Para Pedro Costa, professor da UnB, o SUS formou uma “barreira de contenção” à barbárie, ao assegurar que a saúde é direito e não mercadoria. “Numa dinâmica de vida cada vez mais individualizada, o SUS demonstra todo dia que a solidariedade é a substância do tecido social”, defende. Contudo, ele alerta que as conquistas estão sob ameaça com a chamada “contrarreforma psiquiátrica”, que possuem três dimensões: o retorno da lógica manicomial, os desmontes das políticas sociais e a ofensiva conservadora e fundamentalista. “Qual instituição manifesta esses três pontos de forma exemplar? Para mim, as comunidades terapêuticas”, resume.

Nos 25 anos de aprovação da Lei 10.216, Rosangela também acredita que as conquistas foram muitas, mas que a luta ainda é árdua. Um dos pontos que ela destaca foi a oportunidade de dialogar com a sociedade e de construir um novo olhar sobre a loucura e o sofrimento mental. “A gente conseguiu muita coisa, mas infelizmente não conseguimos abolir 100% a figura nefasta do manicômio. Não só do manicômio formal, mas do manicômio na cabeça das pessoas e em suas múltiplas formas, como as comunidades terapêuticas”.

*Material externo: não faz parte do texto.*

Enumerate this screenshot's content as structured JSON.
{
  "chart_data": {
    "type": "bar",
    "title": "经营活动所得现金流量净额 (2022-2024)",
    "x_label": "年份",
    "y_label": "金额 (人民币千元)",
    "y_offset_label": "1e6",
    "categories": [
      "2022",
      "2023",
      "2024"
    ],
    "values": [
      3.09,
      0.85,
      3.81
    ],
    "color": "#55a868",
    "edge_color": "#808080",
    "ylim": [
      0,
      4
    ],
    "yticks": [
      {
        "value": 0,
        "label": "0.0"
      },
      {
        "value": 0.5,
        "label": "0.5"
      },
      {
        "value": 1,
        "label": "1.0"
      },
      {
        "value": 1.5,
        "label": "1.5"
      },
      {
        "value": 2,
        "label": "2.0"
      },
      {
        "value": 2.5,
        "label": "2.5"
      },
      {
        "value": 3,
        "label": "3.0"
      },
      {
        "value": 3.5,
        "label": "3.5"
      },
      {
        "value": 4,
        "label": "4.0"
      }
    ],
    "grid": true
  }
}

Entenda a Lei 10.216: marco legal da Reforma Psiquiátrica

O que é?

Sancionada em 6 de abril de 2001, a Lei 10.216 — conhecida como a Lei da Reforma Psiquiátrica — redirecionou o modelo de assistência em saúde mental no Brasil, garantindo “a proteção e os direitos das pessoas com transtornos mentais”.

Pontos principais

  • Direitos humanos: A lei assegura o direito das pessoas em sofrimento mental serem tratadas com respeito e humanidade, em ambiente terapêutico pelos meios menos invasivos possíveis e preferencialmente em serviços inseridos na comunidade.
  • Fim do modelo asilar: É vedada a internação em instituição asilar. A internação é exceção, quando os recursos extra-hospitalares se mostrarem insuficientes. O tratamento sempre buscará a reinserção social.
  • Desinstitucionalização: A lei prevê que os pacientes que estiveram por longo tempo hospitalizados e encontram dificuldades para reinserção social devem receber atenção de política específica. É o que fundamenta as experiências dos Serviços Residenciais Terapêuticos (SRTs), que acolhem pessoas que viveram em manicômios [Leia reportagem da Radis 274].

Tipos de internação:

  • voluntária: com consentimento do paciente
  • involuntária: sem o consentimento e a pedido de terceiros
  • compulsória: determinada pela Justiça.

Responsabilidade do Estado:

A lei possibilitou a estruturação da Rede de Atenção Psicossocial (Raps), no SUS, formada pelos Centros de Atenção Psicossocial (Caps), Serviços Residenciais Terapêuticos, Centros de Convivência, Unidades de Acolhimento (UA) e outros dispositivos. A Portaria 3.088 de 2011 do Ministério da Saúde determina o desenho atual da Raps.